Uitspraak
RECHTBANK MIDDEN-NEDERLAND
1.Het verloop van de procedure
2.De feiten
Definitief gespreksverslag [A (voornaam)] met [verweerster (voornaam)] van donderdag 4 maart
(…) Er zijn zorgen over [verweerster (voornaam)] ;
Begeleiding in het functioneren in de klas: we schakelen de [onderwijsadviesbureau] in om begeleiding in te zetten.

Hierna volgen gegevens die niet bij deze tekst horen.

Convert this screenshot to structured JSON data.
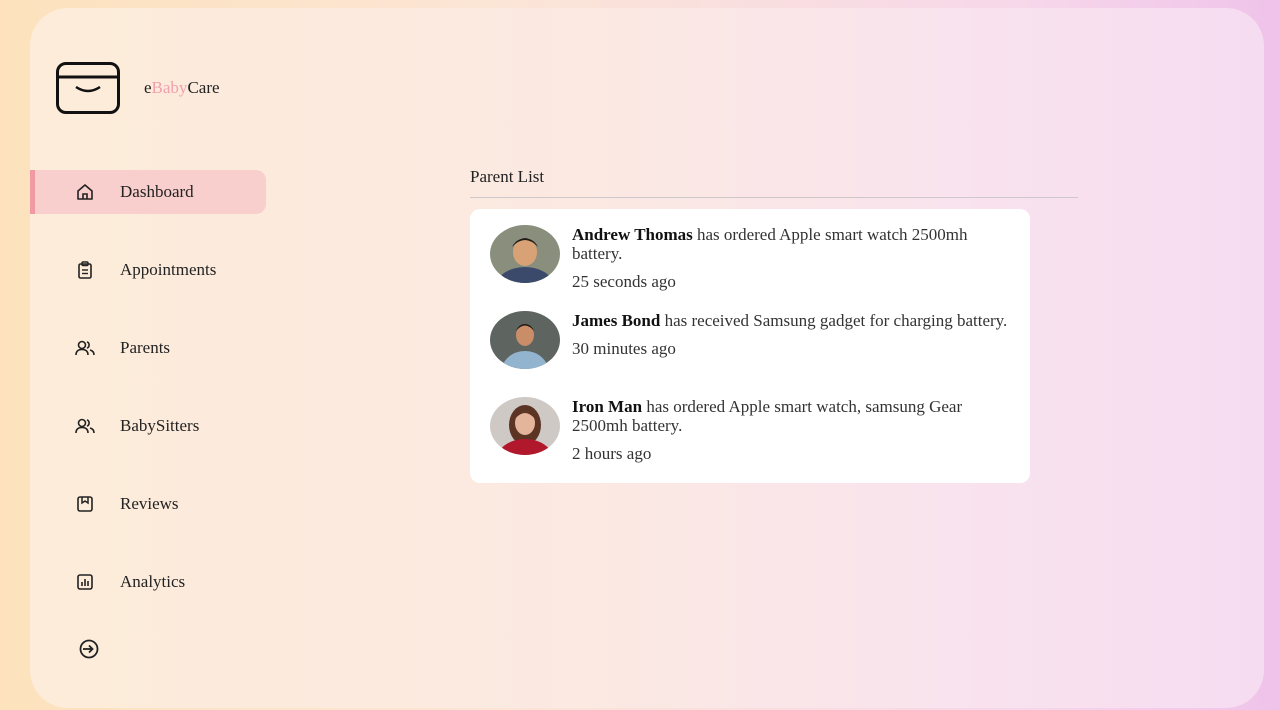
{
  "brand": {
    "prefix": "e",
    "accent": "Baby",
    "suffix": "Care",
    "accent_color": "#f0a0ae"
  },
  "nav": {
    "items": [
      {
        "label": "Dashboard",
        "icon": "home-icon",
        "active": true
      },
      {
        "label": "Appointments",
        "icon": "clipboard-icon"
      },
      {
        "label": "Parents",
        "icon": "users-icon"
      },
      {
        "label": "BabySitters",
        "icon": "users-icon"
      },
      {
        "label": "Reviews",
        "icon": "bookmark-box-icon"
      },
      {
        "label": "Analytics",
        "icon": "bar-chart-icon"
      }
    ],
    "logout_icon": "logout-icon"
  },
  "main": {
    "section_title": "Parent List",
    "activities": [
      {
        "name": "Andrew Thomas",
        "message": " has ordered Apple smart watch 2500mh battery.",
        "time": "25 seconds ago"
      },
      {
        "name": "James Bond",
        "message": " has received Samsung gadget for charging battery.",
        "time": "30 minutes ago"
      },
      {
        "name": "Iron Man",
        "message": " has ordered Apple smart watch, samsung Gear 2500mh battery.",
        "time": "2 hours ago"
      }
    ]
  }
}
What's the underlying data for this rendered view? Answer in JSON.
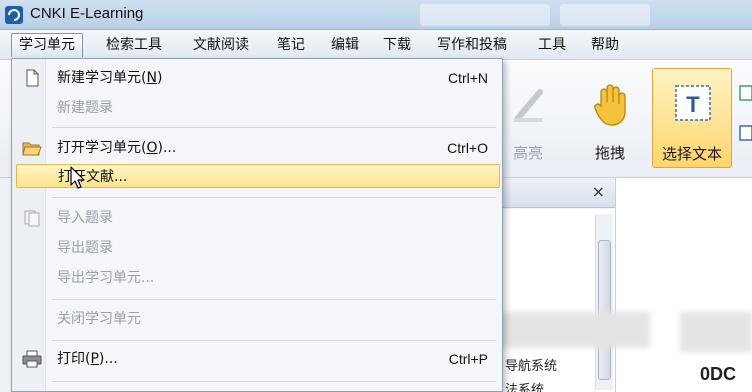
{
  "window": {
    "title": "CNKI E-Learning"
  },
  "menubar": {
    "items": [
      {
        "label": "学习单元",
        "open": true
      },
      {
        "label": "检索工具"
      },
      {
        "label": "文献阅读"
      },
      {
        "label": "笔记"
      },
      {
        "label": "编辑"
      },
      {
        "label": "下载"
      },
      {
        "label": "写作和投稿"
      },
      {
        "label": "工具"
      },
      {
        "label": "帮助"
      }
    ]
  },
  "toolbar": {
    "highlight_label": "高亮",
    "drag_label": "拖拽",
    "select_text_label": "选择文本"
  },
  "dropdown": {
    "new_unit": {
      "label": "新建学习单元(",
      "key": "N",
      "suffix": ")",
      "shortcut": "Ctrl+N"
    },
    "new_record": {
      "label": "新建题录"
    },
    "open_unit": {
      "label": "打开学习单元(",
      "key": "O",
      "suffix": ")...",
      "shortcut": "Ctrl+O"
    },
    "open_doc": {
      "label": "打开文献..."
    },
    "import_records": {
      "label": "导入题录"
    },
    "export_records": {
      "label": "导出题录"
    },
    "export_unit": {
      "label": "导出学习单元..."
    },
    "close_unit": {
      "label": "关闭学习单元"
    },
    "print": {
      "label": "打印(",
      "key": "P",
      "suffix": ")...",
      "shortcut": "Ctrl+P"
    }
  },
  "panel": {
    "close_glyph": "×",
    "line1": "导航系统",
    "line2": "法系统"
  },
  "docview": {
    "fragment": "0DC"
  },
  "colors": {
    "highlight": "#ffe38a",
    "selected_tool": "#ffd56c",
    "menu_border": "#8f9fb5"
  }
}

(…) [verweerster (voornaam)] denkt dat zij vooral moet leren hulp vragen. Wij geven aan dat we denken dat [verweerster (voornaam)] niet goed vooruit gedacht heeft. Dat is wel nodig om de situatie in een klas het hoofd te bieden. Die is namelijk altijd gecompliceerd met kinderen en ouders en allerlei handelingen.
Vanmorgen heeft bedrijfsarts [E (voornaam)] aangegeven dat [verweerster (voornaam)] weer volledig hersteld is en waar aan het werk zou kunnen gaan. Dit gesprek is een vervolg om te kijken hoe verder.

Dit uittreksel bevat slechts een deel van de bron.